1 His movements, primarily throughout New York State, are documented through listings in city directories, signatures on family records and miniature portraits, and his fifty-two-page sketchbook titled
Emblematic Figures, Representations, & to please the Eye, in which he calls himself "Professor of Penmanship."
2 Although no biographical information has yet been discovered, these sources indicate that the artist went from Palmyra to Troy by 1830, and by 1832 to Cambridge and West Troy, where he made a family record for Isaac C. Gunnison.

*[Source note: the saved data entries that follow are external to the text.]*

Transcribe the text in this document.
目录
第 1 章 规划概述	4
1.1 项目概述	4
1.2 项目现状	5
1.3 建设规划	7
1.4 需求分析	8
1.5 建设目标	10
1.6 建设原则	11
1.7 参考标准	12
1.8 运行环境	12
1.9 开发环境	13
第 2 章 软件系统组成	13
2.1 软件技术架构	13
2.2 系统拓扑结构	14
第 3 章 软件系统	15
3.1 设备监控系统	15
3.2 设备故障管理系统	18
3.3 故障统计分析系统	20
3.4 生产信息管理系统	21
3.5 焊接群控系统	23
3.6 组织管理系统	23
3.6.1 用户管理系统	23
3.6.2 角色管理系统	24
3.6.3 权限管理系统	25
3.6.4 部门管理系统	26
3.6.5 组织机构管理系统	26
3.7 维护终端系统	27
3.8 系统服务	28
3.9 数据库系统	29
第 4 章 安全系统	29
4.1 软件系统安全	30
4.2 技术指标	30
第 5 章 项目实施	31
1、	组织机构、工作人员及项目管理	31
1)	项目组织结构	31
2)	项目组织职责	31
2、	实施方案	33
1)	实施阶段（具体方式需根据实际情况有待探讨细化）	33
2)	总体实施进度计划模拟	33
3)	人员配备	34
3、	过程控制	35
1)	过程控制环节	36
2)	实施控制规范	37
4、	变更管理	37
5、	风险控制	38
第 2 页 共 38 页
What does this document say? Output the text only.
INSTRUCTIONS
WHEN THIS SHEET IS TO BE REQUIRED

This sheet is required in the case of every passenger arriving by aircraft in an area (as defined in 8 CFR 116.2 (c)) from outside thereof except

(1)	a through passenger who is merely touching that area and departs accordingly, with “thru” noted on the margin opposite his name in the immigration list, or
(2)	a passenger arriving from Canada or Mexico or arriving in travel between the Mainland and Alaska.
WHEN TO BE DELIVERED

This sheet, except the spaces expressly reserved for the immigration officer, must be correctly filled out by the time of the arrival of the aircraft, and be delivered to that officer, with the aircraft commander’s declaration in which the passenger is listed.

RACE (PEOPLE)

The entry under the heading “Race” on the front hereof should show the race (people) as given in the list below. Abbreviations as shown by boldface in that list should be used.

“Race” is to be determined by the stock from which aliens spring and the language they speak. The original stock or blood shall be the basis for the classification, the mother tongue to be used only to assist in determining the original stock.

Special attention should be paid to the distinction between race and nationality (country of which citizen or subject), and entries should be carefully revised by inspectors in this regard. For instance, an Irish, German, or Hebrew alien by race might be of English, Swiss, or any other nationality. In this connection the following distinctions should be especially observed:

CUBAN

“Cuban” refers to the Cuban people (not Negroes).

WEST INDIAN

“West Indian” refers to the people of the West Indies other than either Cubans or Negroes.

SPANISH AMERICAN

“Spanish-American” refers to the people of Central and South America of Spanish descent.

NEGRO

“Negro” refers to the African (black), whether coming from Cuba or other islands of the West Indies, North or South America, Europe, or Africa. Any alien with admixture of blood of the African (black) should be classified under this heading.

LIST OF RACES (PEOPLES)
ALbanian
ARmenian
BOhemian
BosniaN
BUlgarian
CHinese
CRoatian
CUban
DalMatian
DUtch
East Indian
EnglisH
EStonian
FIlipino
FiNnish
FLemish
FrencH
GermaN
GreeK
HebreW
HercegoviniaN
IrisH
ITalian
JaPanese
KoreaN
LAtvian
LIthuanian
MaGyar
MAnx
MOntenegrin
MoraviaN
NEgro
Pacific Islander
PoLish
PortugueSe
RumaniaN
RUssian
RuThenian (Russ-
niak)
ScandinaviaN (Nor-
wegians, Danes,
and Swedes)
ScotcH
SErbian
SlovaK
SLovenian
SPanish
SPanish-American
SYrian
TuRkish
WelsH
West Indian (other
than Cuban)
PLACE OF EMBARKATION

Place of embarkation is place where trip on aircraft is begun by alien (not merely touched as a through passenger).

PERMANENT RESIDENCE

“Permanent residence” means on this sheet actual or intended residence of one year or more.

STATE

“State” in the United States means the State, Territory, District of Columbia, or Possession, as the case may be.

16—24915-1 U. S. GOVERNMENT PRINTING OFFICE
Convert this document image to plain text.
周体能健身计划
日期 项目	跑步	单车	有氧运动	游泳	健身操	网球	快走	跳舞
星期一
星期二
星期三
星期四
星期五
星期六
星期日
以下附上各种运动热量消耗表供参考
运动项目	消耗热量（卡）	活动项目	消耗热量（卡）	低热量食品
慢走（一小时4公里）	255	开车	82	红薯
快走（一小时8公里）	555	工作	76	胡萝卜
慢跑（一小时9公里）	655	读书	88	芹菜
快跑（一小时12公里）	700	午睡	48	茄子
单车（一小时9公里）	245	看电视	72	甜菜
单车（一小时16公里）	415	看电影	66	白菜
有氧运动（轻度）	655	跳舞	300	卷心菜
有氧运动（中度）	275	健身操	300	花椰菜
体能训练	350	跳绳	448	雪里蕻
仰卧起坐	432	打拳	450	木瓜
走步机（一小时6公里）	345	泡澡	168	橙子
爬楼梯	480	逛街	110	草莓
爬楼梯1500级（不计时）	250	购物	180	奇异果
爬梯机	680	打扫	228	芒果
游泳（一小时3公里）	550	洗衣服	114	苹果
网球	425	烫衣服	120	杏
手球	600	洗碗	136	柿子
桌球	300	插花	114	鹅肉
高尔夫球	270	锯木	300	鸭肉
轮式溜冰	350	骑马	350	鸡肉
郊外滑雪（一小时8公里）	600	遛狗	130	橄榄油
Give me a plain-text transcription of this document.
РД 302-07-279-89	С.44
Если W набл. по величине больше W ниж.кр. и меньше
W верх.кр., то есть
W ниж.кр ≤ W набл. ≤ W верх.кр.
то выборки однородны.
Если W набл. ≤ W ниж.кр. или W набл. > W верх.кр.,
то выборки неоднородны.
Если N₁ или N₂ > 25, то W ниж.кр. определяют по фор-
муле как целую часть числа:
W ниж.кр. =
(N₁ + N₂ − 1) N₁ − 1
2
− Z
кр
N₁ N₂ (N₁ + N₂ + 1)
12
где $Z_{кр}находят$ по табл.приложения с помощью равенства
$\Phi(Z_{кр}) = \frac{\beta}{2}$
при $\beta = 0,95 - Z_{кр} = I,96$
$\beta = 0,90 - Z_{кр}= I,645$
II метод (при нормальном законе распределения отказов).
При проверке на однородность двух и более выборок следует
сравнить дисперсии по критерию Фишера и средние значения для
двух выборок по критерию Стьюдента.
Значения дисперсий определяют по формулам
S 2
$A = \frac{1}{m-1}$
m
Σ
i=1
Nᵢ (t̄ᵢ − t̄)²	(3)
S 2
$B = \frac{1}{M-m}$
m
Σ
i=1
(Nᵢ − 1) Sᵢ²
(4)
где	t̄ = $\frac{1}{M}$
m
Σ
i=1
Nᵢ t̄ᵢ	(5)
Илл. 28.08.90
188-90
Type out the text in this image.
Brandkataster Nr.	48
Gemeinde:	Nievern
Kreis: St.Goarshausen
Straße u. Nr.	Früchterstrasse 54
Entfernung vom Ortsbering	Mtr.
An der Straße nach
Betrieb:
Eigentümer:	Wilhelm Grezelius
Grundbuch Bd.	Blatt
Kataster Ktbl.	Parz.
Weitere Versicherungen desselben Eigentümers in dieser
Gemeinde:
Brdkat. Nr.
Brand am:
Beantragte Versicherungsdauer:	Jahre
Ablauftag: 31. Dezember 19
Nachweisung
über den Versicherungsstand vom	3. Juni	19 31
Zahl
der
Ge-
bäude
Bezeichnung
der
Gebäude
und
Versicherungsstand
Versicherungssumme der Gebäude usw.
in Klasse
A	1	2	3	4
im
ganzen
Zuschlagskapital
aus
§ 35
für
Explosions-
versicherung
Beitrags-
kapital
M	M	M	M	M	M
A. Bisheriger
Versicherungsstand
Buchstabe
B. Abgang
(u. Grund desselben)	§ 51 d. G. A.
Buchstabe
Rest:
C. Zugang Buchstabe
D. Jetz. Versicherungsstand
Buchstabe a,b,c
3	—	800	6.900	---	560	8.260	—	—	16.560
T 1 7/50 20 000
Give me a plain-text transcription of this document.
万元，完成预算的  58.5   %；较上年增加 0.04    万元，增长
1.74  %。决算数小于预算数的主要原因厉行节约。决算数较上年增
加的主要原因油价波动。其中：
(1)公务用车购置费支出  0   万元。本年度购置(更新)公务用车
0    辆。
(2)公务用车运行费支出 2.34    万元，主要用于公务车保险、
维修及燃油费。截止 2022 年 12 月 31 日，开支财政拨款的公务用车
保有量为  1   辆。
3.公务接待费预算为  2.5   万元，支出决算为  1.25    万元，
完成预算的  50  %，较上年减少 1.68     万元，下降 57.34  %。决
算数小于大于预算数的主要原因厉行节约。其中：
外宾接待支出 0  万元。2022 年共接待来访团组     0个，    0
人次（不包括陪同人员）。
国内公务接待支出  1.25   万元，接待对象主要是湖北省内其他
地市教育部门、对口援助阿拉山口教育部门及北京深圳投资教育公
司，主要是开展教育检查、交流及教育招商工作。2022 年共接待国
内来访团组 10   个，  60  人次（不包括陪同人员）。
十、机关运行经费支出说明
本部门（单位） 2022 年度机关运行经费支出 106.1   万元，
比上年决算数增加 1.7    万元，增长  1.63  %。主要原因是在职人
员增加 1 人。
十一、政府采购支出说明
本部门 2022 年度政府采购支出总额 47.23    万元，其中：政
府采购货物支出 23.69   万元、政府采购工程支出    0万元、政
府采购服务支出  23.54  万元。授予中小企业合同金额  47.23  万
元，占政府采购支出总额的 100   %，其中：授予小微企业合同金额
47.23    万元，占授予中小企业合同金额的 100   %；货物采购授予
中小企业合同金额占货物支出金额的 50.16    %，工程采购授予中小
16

3 In 1835 Dalee executed six miniature portraits of the Gunnison family, each portrayed in profile from the hips up. He expanded this format by the late 1830s, portraying sitters with their heads in profile but their bodies in full frontal view, as in this lovely portrait of a young girl in a colorful red dress. This portrait is especially appealing because of the daintiness of the child and the clarity of costume and pose, which create a gentle visual rhythm. The black apron with sawtooth border became popular during the latter part of the 1830s, especially worn over a dress in a strongly contrasting color. The zigzag edge is repeated in the small reticule the young girl holds in her hand, as well as in her cuffs, the hem of her pantaloons, and even the shape of one pointed toe. The draped fabric swag on the bodice of her dress is echoed in the gathered beaded necklace and the curve of the bandeau in her hair. By 1840 Dalee was working in Rochester, which had experienced an economic and population boom after the opening of the Erie Canal in 1825. He is listed the following year in
King's Rochester City Directory and Register as a "Side Portrait Painter," a fair description of this watercolor. Over the next few years, he is found moving across New York, Massachusetts, Connecticut, and perhaps as far south as New York City, before relocating to Buffalo. There he is listed as a portrait painter for the last time in the 1847-1848
Commercial Advertiser Directory; the next volume cites his occupation as "grocer."
4-S.C.H.
1 Justus Dalee is the subject of ongoing research by Elizabeth V. Warren, consulting curator, AFAM. I would like to express my gratitude for her review of this entry.
2 The sketchbook is in the collection of Walters Art Gallery, Baltimore.
3 Biographical information based on Rumford, American Folk Portraits, pp. 77-79, and D'Ambrosio and Emans, Folk Art's Many Faces, pp. 56-57. In her entry on Profile of Man in Black Suit (N-33.85), Emans cites typewritten notes attached to a portrait miniature of Van Buren Da Lee (collection AARFAM) and two other portraits of members of the "Beauregard family, descendants of the Da Lee and Minten families of New Orleans"; these may suggest that Dalee's origins lie in New Orleans.
4 D'Ambrosio and Emans, Folk Art's Many Faces, p. 57.